Alors oui, Vincent Macaigne est resté fidèle à son utilisation des fumigènes, de la matière tantôt boueuse tantôt sanguinolente, au volume toujours plus fort - quoique pas de boules quiès distribués ! Ceux dans le sac devait probablement dater d'En manque - et sa bande de copains : Pascal Rénéric dans le rôle titre, Pauline Lorillard, Sharif AndouraThibault Lacroix, Sofia TeilletCandice Bouchet à laquelle se grefferont  Clara Lama Schmit, Max Baissette de Malglaive et des enfants en alternance : Camille Ametis, Clémentine Boucher ou encore Lilwen Bourse. Mais où est passée toute la monstruosité de Richard ? Toute la famille Gloucester est atteinte de cette folie sanguinaire. Mais Richard chez Macaigne fait presque bande à part. 

Richard devient un roi maladroit, œdipien et pas des plus boiteux - on fera dire à un des personnage qu'il contrefait sa bêtise -. Alors oui, on se rappelle de l'impressionnante incarnation de Lars Eidinger dont il est clairement difficile de se défaire tant elle marque les esprits. Mais mettons la de côté le temps de l'interprétation de Pascal Rénéric qui nous avait pourtant convaincu dans Pour le réconfort. Mais ça ne prend pas. Il a beau rire comme un tyran, il perd en crédibilité. On va adorer les prestations du jeune Max Baissette de Malglaive et ses expressions lumineuses, pleines d'espoir pour la nouvelle génération - son monologue aux générations précédentes est une petite perle - et  de Pauline Lorillard en épouse rebelle - grand moment que celui de sa réplique sur son incapacité à aimer son mari -. On pense aussi à Sharif Andoura qui nous fera beaucoup rire - mention particulière au contexte de sa réplique "Il vaut mieux un petit accident qu'une grande restriction" -. Non pas que le reste de la troupe ne soit pas investie mais il y a quelque chose qui souffre - ou qui s'essouffle... -. 

Le texte ? Quelques envolées lyriques parsèment une réflexion qui gagnerait en profondeur. La scénographie ? Si Vincent Macaigne arrive à créer des images fortes, un peu plus de bruit et de fureur n'aurait pas été de trop... Il n'empêche qu'on restera toujours attentifs à son travail et qu'importe le terrain de jeu choisi. 

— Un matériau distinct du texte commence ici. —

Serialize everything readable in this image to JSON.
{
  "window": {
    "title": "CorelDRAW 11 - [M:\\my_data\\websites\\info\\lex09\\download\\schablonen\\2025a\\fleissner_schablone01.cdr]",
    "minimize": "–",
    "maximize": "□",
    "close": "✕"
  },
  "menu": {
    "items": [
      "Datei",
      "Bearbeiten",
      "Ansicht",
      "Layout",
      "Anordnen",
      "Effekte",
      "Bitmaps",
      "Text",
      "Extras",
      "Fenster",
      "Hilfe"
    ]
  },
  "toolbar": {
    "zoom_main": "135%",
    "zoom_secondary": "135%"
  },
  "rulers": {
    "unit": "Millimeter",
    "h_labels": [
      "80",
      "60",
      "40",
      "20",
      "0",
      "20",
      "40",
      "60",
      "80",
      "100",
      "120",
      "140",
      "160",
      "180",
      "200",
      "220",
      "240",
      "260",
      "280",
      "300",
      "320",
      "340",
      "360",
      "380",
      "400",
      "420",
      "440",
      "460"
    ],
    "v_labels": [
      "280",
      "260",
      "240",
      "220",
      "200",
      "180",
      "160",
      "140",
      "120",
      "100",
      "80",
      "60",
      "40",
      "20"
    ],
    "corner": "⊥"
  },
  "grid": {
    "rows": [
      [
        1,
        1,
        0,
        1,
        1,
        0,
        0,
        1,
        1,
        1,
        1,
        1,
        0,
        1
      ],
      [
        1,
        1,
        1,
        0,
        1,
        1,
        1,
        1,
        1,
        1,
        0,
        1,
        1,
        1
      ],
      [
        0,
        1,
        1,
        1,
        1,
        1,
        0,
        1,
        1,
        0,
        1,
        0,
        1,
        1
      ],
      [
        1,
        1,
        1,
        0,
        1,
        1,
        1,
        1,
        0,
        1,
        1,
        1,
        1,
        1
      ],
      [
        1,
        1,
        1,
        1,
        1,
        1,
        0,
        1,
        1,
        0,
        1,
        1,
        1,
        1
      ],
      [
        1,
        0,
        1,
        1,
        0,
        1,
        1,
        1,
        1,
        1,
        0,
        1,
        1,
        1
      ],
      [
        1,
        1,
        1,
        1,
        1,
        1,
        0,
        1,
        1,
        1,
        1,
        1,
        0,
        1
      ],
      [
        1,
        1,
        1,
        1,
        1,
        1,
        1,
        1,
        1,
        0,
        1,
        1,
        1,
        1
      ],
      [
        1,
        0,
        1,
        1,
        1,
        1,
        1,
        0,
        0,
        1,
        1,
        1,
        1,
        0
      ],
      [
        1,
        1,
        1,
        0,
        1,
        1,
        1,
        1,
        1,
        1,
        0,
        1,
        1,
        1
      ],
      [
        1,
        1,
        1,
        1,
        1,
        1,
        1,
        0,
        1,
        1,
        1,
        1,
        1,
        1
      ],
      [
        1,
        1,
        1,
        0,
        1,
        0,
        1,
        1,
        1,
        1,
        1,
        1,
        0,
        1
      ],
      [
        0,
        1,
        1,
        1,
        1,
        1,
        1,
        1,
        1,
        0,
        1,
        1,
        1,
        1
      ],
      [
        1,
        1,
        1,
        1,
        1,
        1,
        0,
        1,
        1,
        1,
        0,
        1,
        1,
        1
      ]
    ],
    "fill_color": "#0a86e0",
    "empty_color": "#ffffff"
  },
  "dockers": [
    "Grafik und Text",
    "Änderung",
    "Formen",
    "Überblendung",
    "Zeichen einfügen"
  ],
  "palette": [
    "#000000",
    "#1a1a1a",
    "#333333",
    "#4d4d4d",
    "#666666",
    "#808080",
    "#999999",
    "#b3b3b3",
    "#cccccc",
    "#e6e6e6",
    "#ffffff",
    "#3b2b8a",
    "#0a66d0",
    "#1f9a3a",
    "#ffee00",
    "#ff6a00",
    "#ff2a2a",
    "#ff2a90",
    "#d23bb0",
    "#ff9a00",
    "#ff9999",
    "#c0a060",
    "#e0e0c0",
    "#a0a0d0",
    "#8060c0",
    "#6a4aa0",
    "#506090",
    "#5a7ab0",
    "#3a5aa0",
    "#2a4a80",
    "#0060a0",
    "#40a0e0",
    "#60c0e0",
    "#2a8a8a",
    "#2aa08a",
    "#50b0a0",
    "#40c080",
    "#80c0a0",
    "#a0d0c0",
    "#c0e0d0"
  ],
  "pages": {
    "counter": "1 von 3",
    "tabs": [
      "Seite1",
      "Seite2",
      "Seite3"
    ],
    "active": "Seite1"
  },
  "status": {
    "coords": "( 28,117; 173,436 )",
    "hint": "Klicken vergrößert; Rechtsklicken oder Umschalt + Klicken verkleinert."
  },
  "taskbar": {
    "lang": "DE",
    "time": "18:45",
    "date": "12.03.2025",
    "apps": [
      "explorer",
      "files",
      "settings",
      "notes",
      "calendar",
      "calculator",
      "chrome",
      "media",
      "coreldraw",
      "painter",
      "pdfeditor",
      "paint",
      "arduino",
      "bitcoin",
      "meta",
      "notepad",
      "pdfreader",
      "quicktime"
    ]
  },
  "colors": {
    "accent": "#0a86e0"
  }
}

Ce billet est dédié à M., l'enfant émerveillé qui m'accompagnait 


The Confessions @Théâtre de l'Odéon, le 03 Octobre 2023

"L'homme est naturellement bon et c'est la société qui le déprave." d'un certain Jean-Jacques Rousseau qui lui-même écrivait Les Confessions pourrait résonner bon nombre de fois dans nos têtes pendant la représentation de The Confessions.

© Christophe Raynaud de Lage

On pense aussi à France Gall "Résiste ! Prouve que tu existes." The Confessions ou l'itinéraire d'une femme en quête d'émancipation. Celui de la mère d'Alexander Zeldin qu'il présente plus poétiquement comme "le portrait d’un cœur alors qu’il va cesser de battre". Tout démarre en Australie pour se finir à Londres. Une fresque intime dévoilée au grand jour. 

Amelda Brown entre sur le plateau comme une spectatrice pourrait s'aventurer vers lui sans quiétude particulière. Elle ouvre le spectacle devant un rideau qui lui-même renferme un décor d'une autre époque. Trois jeunes filles sont sur le point de célébrer une espèce de gala de fin d'année. Elles sont euphoriques. 

Un point de départ de toute une histoire marquée par les obstacles sociétaux qui n'ont jamais cessé d'exister à travers le temps. La jeune Alice Zeldin en quête de savoirs, de curiosités a connu l'amour obligé, la violence physique - celle qu'on ne verra pas mais qui marque toujours plus fort - et d'autres épreuves mais rien ne l'a réellement stoppé dans sa recherche de liberté. Alice est une battante. Alexander Zedin reconstitue un voyage particulièrement émouvant dans les époques. 

Ce qui nous a frappé c'est cette maîtrise des couleurs sur le plateau, laissant voir le vintage comme le plus récent de manière presque cinématographique dans un décor mouvant toujours plus réaliste. On traverse les époques avec une aisance très agréable. Amelda Brown sans être pour autant narratrice omnisciente, se fait porteuse garante de l'histoire. Avec elle, une troupe merveilleuse, lumineuse - avec en miroir Eryn Jean NorvillJoe Bannister, Jerry Killick, Lilit Lesser, Brian Lipson,  Pamela Rabe, Gabrielle Scawthorn et Yasser Zadeh - transmet, incarne avec toute la justesse son entourage. Il ne sera jamais question de s'apitoyer mais bien d'entrer en résilience avec Alice.